Snowflake Copilot responds with a step-by-step explanation of the provided query.

Ask questions about SQL and Snowflake

Snowflake Copilot has access to Snowflake documentation and can answer general questions about Snowflake or SQL. Here are some example questions you can try:

  • How do I write a SQL join?

  • What is Snowpark Cortex?

  • How do I ingest data into Snowflake?

Tips for using Snowflake Copilot

  • Creating curated views can significantly improve the performance of Snowflake Copilot.

    Follow these guidelines when creating the views:

    Guideline

    Example

    Use descriptive and easy-to-understand names for the views and their columns.

    When choosing the names, use the business and data taxonomy you are likely to use while using Snowflake Copilot.

    If a column contains the date for a specific sale, name the column sale_date.

    Make sure all columns have the appropriate data type.

    If a column contains the date for a specific sale, make sure it has the DATE type.

    Define commonly used metrics/expressions as new columns.

    If profit is defined as revenue - cost, create a column (revenue - cost) AS profit in your view.
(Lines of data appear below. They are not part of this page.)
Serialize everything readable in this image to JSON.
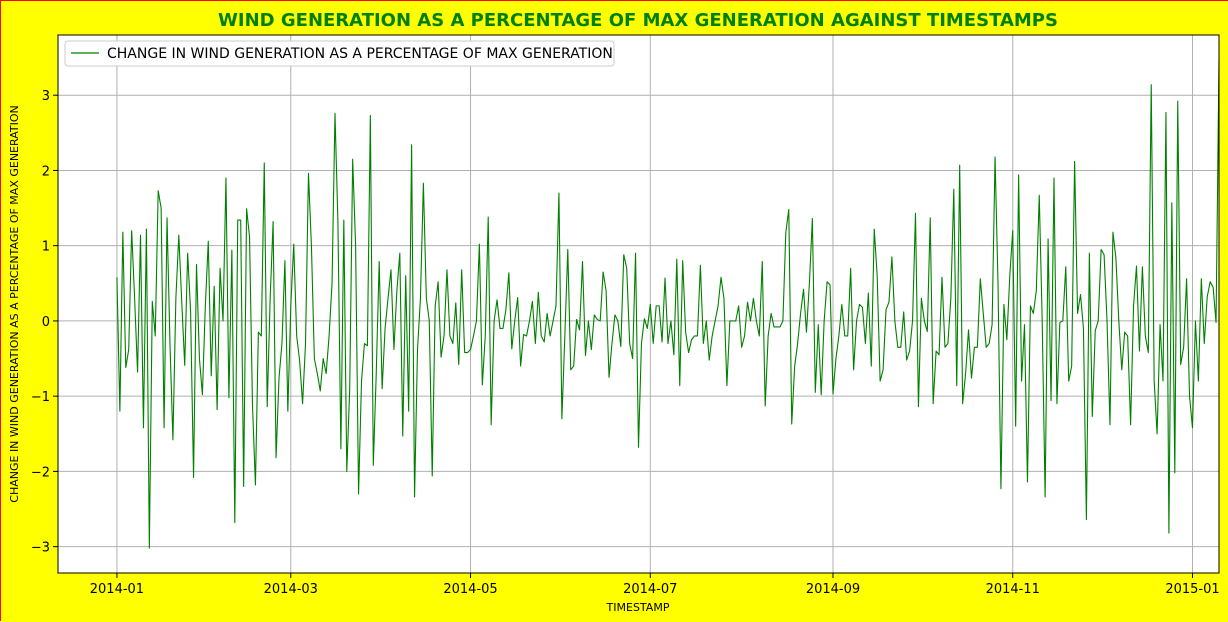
{
  "colors": {
    "background": "#ffff00",
    "border": "#ff0000",
    "title": "#008000",
    "line": "#008000",
    "grid": "#b0b0b0"
  },
  "chart_data": {
    "type": "line",
    "title": "WIND GENERATION AS A PERCENTAGE OF MAX GENERATION AGAINST TIMESTAMPS",
    "xlabel": "TIMESTAMP",
    "ylabel": "CHANGE IN WIND GENERATION AS A PERCENTAGE OF MAX GENERATION",
    "x_type": "date",
    "xlim": [
      "2013-12-12",
      "2015-01-10"
    ],
    "ylim": [
      -3.35,
      3.8
    ],
    "x_ticks": [
      "2014-01-01",
      "2014-03-01",
      "2014-05-01",
      "2014-07-01",
      "2014-09-01",
      "2014-11-01",
      "2015-01-01"
    ],
    "x_tick_labels": [
      "2014-01",
      "2014-03",
      "2014-05",
      "2014-07",
      "2014-09",
      "2014-11",
      "2015-01"
    ],
    "y_ticks": [
      -3,
      -2,
      -1,
      0,
      1,
      2,
      3
    ],
    "y_tick_labels": [
      "−3",
      "−2",
      "−1",
      "0",
      "1",
      "2",
      "3"
    ],
    "grid": true,
    "legend_position": "top-left",
    "series": [
      {
        "name": "CHANGE IN WIND GENERATION AS A PERCENTAGE OF MAX GENERATION",
        "color": "#008000",
        "x_start": "2014-01-01",
        "x_step_days": 1,
        "values": [
          0.58,
          -1.2,
          1.18,
          -0.62,
          -0.38,
          1.2,
          0.3,
          -0.68,
          1.14,
          -1.42,
          1.22,
          -3.02,
          0.26,
          -0.2,
          1.73,
          1.5,
          -1.42,
          1.37,
          -0.3,
          -1.58,
          0.3,
          1.14,
          0.25,
          -0.59,
          0.9,
          0.12,
          -2.08,
          0.75,
          -0.5,
          -0.98,
          0.2,
          1.06,
          -0.73,
          0.46,
          -1.18,
          0.7,
          0.0,
          1.9,
          -1.02,
          0.94,
          -2.68,
          1.34,
          1.34,
          -2.2,
          1.49,
          1.12,
          -1.12,
          -2.18,
          -0.15,
          -0.2,
          2.1,
          -1.14,
          0.3,
          1.32,
          -1.82,
          -0.76,
          -0.3,
          0.8,
          -1.2,
          0.2,
          1.02,
          -0.2,
          -0.53,
          -1.1,
          -0.3,
          1.96,
          1.0,
          -0.5,
          -0.7,
          -0.93,
          -0.5,
          -0.7,
          -0.2,
          0.5,
          2.76,
          1.3,
          -1.7,
          1.34,
          -2.0,
          -0.9,
          2.15,
          1.0,
          -2.3,
          -0.8,
          -0.3,
          -0.33,
          2.73,
          -1.92,
          -0.7,
          0.79,
          -0.9,
          -0.1,
          0.3,
          0.68,
          -0.38,
          0.4,
          0.9,
          -1.53,
          0.6,
          -1.2,
          2.34,
          -2.34,
          -0.38,
          0.3,
          1.83,
          0.3,
          0.0,
          -2.06,
          0.2,
          0.52,
          -0.48,
          -0.2,
          0.68,
          -0.2,
          -0.3,
          0.24,
          -0.58,
          0.68,
          -0.42,
          -0.42,
          -0.38,
          -0.2,
          0.0,
          1.02,
          -0.85,
          -0.2,
          1.38,
          -1.38,
          0.0,
          0.28,
          -0.1,
          -0.1,
          0.15,
          0.64,
          -0.37,
          0.0,
          0.31,
          -0.6,
          -0.18,
          -0.2,
          0.0,
          0.26,
          -0.3,
          0.38,
          -0.2,
          -0.28,
          0.1,
          -0.2,
          0.0,
          0.2,
          1.7,
          -1.3,
          -0.2,
          0.95,
          -0.65,
          -0.6,
          0.02,
          -0.12,
          0.79,
          -0.46,
          0.0,
          -0.38,
          0.08,
          0.02,
          0.0,
          0.65,
          0.4,
          -0.75,
          -0.3,
          0.08,
          0.0,
          -0.34,
          0.88,
          0.7,
          -0.3,
          -0.5,
          0.9,
          -1.68,
          -0.3,
          0.03,
          -0.1,
          0.22,
          -0.3,
          0.2,
          0.2,
          -0.28,
          0.57,
          -0.3,
          0.0,
          -0.45,
          0.82,
          -0.86,
          0.8,
          -0.15,
          -0.42,
          -0.25,
          -0.2,
          -0.2,
          0.74,
          -0.3,
          0.0,
          -0.52,
          -0.2,
          0.0,
          0.2,
          0.58,
          0.3,
          -0.86,
          0.0,
          0.0,
          0.0,
          0.2,
          -0.35,
          -0.2,
          0.25,
          0.0,
          0.3,
          0.0,
          -0.2,
          0.79,
          -1.13,
          -0.2,
          0.1,
          -0.08,
          -0.08,
          -0.08,
          0.0,
          1.18,
          1.48,
          -1.37,
          -0.6,
          -0.3,
          0.1,
          0.42,
          -0.15,
          0.5,
          1.36,
          -0.95,
          -0.05,
          -0.98,
          0.0,
          0.52,
          0.48,
          -0.97,
          -0.5,
          -0.2,
          0.22,
          -0.2,
          -0.2,
          0.7,
          -0.65,
          0.0,
          0.22,
          0.18,
          -0.3,
          0.37,
          -0.6,
          1.22,
          0.6,
          -0.8,
          -0.65,
          0.15,
          0.25,
          0.85,
          0.0,
          -0.35,
          -0.35,
          0.12,
          -0.52,
          -0.4,
          0.0,
          1.43,
          -1.14,
          0.3,
          0.0,
          -0.14,
          1.37,
          -1.1,
          -0.4,
          -0.45,
          0.58,
          -0.35,
          -0.3,
          0.3,
          1.75,
          -0.86,
          2.07,
          -1.1,
          -0.7,
          -0.12,
          -0.76,
          -0.35,
          -0.35,
          0.56,
          0.1,
          -0.35,
          -0.3,
          -0.05,
          2.18,
          0.5,
          -2.23,
          0.22,
          -0.25,
          0.6,
          1.2,
          -1.4,
          1.94,
          -0.8,
          -0.05,
          -2.14,
          0.2,
          0.1,
          0.4,
          1.67,
          0.0,
          -2.34,
          1.09,
          -1.06,
          1.9,
          -1.1,
          -0.02,
          0.0,
          0.72,
          -0.8,
          -0.6,
          2.12,
          0.1,
          0.35,
          -0.1,
          -2.64,
          0.9,
          -1.27,
          -0.13,
          0.0,
          0.95,
          0.88,
          0.0,
          -1.38,
          1.18,
          0.84,
          0.0,
          -0.65,
          -0.15,
          -0.2,
          -1.38,
          0.2,
          0.73,
          -0.4,
          0.72,
          -0.2,
          -0.42,
          3.14,
          -0.8,
          -1.5,
          -0.05,
          -0.8,
          2.77,
          -2.82,
          1.57,
          -2.02,
          2.92,
          -0.58,
          -0.35,
          0.56,
          -1.0,
          -1.42,
          0.0,
          -0.8,
          0.56,
          -0.3,
          0.32,
          0.52,
          0.45,
          -0.02,
          3.48
        ]
      }
    ]
  }
}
    If possible, capture common and complex joins.

    If two tables products and sales are often joined, make sure that your view joins these tables.

    If there are multiple join paths between commonly joined tables, use the preferred join path in your view.

  • Be as specific as possible when you ask a question. Imagine that you are asking a question to a human who may have limited knowledge of your data.

  • If you want to filter on specific values inside columns, you might need to actively guide Snowflake Copilot. You can ask Snowflake Copilot for a query that returns all the distinct values in a column.

Costs

Snowflake Copilot will be free until May 31, 2024. Details on pricing and billing are coming soon.